Rapid ionic modifications during the aequorin-detected calcium transient in a skinned canine cardiac Purkinje cell.

A microprocessor-controlled system of microinjections and microaspirations has been developed to change, within approximately 1 ms, the free Ca2+ at the outer surface of the sarcoplasmic reticulum (SR) wrapped around individual myofibrils (0.3-0.4 micron radius) of a skinned canine cardiac Purkinje cell (2.5-4.5 micron overall radius) at different phases of a Ca2+ transient. Simultaneously monitoring tension and aequorin bioluminescence provided two methods for estimating the peak myoplasmic free Ca2+ reached during the spontaneous cyclic Ca2+ release from the SR obtained in the continuous presence of a bulk solution free Ca2+ sufficiently high to overload the SR. These methods gave results in excellent agreement for the spontaneous Ca2+ release under a variety of conditions of pH and free Mg2+, and of enhancement of Ca2+ release by calmodulin. Disagreement was observed, however, when the Ca2+ transient was modified during its ascending phase.
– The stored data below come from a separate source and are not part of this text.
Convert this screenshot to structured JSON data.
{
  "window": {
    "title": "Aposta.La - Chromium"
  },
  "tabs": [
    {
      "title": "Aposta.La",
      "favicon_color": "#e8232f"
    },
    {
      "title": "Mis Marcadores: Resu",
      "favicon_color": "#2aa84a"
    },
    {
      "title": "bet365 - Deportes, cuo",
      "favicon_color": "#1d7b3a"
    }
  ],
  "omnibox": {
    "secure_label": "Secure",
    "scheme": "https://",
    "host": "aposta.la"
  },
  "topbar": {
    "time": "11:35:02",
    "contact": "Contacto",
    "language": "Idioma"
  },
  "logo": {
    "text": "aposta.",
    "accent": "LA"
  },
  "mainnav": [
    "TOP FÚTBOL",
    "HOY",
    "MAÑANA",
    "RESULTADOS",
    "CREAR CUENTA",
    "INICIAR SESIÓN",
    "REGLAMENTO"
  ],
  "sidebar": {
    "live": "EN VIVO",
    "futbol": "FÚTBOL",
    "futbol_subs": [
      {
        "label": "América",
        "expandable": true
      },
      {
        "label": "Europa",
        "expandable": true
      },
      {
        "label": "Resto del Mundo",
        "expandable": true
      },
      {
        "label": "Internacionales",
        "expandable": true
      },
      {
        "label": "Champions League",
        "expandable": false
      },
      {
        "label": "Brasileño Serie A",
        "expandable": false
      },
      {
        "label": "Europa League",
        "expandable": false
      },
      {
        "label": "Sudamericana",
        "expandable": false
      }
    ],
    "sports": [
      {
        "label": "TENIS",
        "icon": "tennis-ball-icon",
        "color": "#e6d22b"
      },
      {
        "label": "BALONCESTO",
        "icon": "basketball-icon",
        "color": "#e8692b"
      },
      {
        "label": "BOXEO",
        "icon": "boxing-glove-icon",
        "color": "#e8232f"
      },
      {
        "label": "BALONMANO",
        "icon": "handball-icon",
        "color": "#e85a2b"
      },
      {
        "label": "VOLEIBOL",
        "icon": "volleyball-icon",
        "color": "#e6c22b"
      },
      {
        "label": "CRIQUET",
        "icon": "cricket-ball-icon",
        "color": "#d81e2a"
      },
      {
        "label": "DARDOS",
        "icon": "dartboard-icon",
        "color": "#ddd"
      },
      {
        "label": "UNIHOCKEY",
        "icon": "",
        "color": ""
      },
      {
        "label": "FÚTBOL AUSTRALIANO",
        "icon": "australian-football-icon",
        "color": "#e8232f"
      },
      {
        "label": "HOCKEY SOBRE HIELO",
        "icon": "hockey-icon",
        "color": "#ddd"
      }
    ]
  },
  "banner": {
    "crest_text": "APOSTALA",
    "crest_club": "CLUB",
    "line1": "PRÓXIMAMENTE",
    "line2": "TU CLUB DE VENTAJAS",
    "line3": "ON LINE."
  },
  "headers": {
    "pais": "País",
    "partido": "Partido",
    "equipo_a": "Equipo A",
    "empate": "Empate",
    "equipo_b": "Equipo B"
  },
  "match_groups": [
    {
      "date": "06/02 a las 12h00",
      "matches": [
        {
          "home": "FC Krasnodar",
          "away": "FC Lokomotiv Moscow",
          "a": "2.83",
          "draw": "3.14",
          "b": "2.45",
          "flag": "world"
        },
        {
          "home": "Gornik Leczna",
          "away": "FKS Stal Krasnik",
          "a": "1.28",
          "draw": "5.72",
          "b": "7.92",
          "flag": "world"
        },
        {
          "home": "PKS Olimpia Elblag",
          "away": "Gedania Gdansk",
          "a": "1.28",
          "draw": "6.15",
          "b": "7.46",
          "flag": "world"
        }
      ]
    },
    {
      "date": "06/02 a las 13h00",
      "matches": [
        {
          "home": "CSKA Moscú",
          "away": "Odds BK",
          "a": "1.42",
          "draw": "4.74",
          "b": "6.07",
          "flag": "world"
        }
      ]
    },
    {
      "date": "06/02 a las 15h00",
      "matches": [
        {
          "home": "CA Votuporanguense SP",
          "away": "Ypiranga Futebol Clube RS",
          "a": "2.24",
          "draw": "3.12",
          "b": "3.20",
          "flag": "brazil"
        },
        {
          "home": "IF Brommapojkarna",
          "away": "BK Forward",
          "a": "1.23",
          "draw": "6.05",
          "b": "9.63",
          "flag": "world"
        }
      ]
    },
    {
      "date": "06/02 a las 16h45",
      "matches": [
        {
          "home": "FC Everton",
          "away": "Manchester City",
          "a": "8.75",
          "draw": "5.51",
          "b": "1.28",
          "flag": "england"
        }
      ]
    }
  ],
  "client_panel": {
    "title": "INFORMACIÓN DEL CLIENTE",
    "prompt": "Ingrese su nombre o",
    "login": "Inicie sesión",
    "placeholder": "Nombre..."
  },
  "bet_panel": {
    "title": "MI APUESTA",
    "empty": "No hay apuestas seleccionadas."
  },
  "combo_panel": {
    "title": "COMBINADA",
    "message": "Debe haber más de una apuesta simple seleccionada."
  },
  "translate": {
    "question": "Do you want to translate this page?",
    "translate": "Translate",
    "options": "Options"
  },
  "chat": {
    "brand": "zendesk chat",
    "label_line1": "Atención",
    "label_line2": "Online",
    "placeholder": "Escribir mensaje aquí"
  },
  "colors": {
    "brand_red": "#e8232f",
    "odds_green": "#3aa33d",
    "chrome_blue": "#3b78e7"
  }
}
The experiments also permitted quantification of the aequorin binding within the myofibrils and determination of its operational apparent affinity constant for Ca2+ at various free Mg2+ levels. An increase of free Ca2+ at the outer surface of the SR during the ascending phase of the Ca2+ transient induced further release of Ca2+. In contrast, an increase of free Ca2+ during the descending phase of the Ca2+ transient did not cause further Ca2+ release. Varying free H+, free Mg2+, or the Na+/K+ ratio had no significant effect on the Ca2+ transient during which the modification was applied, but it altered the subsequent Ca2+ transient. Therefore, Ca2+ appears to be the major, if not the only, ion controlling Ca2+ release from the SR rapidly enough to alter a Ca2+ transient during its course.